Staals, R. H., Zhu, Y., Taylor, D. W., Kornfeld, J. E., Sharma, K., Barendregt, A., Koehorst, J. F., Vlot, M., Neupane, N., Varossieau, K., Sakamoto, K., Suzuki, T., Dohmae, N., Yokoyama, S., Schaap, P. J., Urlaub, H., Heck, A. J. R., Nogales, E., Doudna, J. A., Shinkai, A., & van der Oost, J. (2014). RNA targeting by the type III-A CRISPR-Cas Csm complex of Thermus thermophilus. Molecular Cell, 56(4), 518-530. doi:10.1016/j.molcel.2014.10.005.

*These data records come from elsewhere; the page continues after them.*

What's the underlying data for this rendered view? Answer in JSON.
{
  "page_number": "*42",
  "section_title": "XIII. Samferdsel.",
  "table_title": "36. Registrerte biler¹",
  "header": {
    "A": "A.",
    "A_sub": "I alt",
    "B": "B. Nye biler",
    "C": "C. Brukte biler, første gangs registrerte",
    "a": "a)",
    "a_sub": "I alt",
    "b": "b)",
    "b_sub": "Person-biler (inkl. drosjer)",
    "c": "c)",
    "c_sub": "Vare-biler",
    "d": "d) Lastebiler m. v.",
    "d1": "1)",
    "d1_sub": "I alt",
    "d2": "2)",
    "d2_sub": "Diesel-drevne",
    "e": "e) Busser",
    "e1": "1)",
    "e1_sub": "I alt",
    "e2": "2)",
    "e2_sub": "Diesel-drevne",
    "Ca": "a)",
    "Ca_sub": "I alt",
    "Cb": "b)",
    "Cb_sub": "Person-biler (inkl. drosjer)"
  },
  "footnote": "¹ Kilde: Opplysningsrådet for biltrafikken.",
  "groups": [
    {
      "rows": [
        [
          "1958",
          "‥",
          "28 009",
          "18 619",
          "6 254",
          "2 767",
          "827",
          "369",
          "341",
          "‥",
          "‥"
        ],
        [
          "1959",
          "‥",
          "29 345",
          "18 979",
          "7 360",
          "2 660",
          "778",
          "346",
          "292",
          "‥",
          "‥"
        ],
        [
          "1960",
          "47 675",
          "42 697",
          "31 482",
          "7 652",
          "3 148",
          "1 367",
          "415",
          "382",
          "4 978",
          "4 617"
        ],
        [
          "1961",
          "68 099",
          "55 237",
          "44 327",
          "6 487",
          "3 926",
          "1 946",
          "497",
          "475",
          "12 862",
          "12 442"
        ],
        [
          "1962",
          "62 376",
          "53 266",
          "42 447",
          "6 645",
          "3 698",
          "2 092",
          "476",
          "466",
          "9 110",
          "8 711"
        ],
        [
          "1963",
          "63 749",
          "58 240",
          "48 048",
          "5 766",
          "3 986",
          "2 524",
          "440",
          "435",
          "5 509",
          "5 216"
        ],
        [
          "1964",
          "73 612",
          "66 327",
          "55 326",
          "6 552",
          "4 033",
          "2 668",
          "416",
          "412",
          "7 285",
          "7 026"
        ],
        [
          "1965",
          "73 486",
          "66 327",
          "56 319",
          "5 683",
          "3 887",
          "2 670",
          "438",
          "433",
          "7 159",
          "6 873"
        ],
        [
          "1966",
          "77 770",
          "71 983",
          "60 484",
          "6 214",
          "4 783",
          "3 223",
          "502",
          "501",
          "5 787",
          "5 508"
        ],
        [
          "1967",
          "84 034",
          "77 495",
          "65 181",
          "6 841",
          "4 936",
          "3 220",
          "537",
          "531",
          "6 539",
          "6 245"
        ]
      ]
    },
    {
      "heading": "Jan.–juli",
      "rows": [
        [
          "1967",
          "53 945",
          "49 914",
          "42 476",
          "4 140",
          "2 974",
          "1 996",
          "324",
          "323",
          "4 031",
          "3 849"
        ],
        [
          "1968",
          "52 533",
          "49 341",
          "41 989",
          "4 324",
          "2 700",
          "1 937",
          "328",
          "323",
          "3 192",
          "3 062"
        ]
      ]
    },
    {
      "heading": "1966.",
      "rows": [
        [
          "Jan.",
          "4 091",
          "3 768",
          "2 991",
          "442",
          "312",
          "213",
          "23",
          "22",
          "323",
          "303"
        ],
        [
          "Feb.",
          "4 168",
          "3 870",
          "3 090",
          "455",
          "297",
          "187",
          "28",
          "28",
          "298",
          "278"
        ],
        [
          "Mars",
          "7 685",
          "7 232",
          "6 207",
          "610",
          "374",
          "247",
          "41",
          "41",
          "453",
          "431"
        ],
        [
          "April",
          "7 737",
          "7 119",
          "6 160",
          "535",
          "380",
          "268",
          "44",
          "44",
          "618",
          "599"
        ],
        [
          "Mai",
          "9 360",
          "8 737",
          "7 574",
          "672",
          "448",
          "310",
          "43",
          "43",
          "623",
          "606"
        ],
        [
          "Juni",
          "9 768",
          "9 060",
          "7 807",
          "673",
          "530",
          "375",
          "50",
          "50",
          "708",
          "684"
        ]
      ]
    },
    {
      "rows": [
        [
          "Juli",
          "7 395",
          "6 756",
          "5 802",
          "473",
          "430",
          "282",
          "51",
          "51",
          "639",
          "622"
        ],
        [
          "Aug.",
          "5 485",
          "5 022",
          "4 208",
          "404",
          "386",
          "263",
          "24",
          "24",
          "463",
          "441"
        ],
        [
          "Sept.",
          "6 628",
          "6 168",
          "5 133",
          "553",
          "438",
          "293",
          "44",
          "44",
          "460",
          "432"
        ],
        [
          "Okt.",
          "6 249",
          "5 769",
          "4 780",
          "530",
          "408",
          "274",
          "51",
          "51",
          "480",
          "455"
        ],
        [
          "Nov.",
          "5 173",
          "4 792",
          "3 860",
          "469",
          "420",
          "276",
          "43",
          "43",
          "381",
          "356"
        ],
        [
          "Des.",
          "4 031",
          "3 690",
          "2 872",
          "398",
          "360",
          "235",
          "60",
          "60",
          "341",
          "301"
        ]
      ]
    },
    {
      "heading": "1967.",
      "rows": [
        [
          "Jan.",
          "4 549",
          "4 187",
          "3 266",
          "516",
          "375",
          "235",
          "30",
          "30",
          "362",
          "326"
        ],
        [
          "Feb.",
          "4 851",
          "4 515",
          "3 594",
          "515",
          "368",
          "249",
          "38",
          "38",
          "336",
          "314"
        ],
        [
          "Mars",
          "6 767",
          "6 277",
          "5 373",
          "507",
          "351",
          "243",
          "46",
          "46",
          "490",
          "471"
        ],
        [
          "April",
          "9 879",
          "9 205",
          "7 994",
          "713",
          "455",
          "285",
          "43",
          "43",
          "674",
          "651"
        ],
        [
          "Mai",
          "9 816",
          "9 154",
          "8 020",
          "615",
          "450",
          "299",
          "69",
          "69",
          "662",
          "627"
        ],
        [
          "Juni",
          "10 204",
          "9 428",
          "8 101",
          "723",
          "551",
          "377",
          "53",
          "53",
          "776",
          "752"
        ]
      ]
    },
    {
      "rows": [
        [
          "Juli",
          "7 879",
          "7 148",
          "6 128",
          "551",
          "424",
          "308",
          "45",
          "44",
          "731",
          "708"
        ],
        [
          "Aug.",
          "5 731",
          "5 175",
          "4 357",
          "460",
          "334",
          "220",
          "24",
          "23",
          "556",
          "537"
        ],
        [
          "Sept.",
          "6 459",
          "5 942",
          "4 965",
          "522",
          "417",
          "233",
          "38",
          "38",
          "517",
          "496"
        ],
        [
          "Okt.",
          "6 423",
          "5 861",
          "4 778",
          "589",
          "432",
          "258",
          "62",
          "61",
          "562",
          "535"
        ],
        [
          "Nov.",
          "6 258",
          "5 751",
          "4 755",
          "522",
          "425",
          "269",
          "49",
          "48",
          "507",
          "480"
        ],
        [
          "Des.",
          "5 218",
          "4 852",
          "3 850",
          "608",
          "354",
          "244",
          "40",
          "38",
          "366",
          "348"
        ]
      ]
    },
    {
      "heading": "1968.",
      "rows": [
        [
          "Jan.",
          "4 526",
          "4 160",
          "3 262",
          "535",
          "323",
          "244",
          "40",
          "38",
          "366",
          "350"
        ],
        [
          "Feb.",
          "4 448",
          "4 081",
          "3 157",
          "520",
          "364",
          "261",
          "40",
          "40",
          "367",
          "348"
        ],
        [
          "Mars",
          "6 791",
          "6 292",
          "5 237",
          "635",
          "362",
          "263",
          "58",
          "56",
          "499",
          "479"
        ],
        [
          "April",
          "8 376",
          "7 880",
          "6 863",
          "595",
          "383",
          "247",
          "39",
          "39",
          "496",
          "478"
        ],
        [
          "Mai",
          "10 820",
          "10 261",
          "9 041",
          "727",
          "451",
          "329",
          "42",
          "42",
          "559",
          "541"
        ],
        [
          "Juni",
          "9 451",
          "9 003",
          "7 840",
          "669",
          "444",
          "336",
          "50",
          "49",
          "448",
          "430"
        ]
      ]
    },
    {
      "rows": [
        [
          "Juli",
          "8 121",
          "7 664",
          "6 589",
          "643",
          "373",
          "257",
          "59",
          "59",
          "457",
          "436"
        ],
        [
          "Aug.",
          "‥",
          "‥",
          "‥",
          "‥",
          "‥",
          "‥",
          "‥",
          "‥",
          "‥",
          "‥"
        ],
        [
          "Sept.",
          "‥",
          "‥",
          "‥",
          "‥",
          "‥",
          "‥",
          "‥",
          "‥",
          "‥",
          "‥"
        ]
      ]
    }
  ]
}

引用: https://hdl.handle.net/11858/00-001M-0000-0024-63C9-B
要旨
CRISPR-Cas is a prokaryotic adaptive immune system that provides sequence-specific defense against foreign nucleic acids. Here we report the structure and function of the effector complex of the Type III-A CRISPR-Cas system of Thermus thermophilus: the Csm complex (TtCsm). TtCsm is composed of five different protein subunits (Csm1–Csm5) with an uneven stoichiometry and a single crRNA of variable size (35–53 nt). The TtCsm crRNA content is similar to the Type III-B Cmr complex, indicating that crRNAs are shared among different subtypes. A negative stain EM structure of the TtCsm complex exhibits the characteristic architecture of Type I and Type III CRISPR-associated ribonucleoprotein complexes. crRNA-protein crosslinking studies show extensive contacts between the Csm3 backbone and the bound crRNA. We show that, like TtCmr, TtCsm cleaves complementary target RNAs at multiple sites. Unlike Type I complexes, interference by TtCsm does not proceed via initial base pairing by a seed sequence.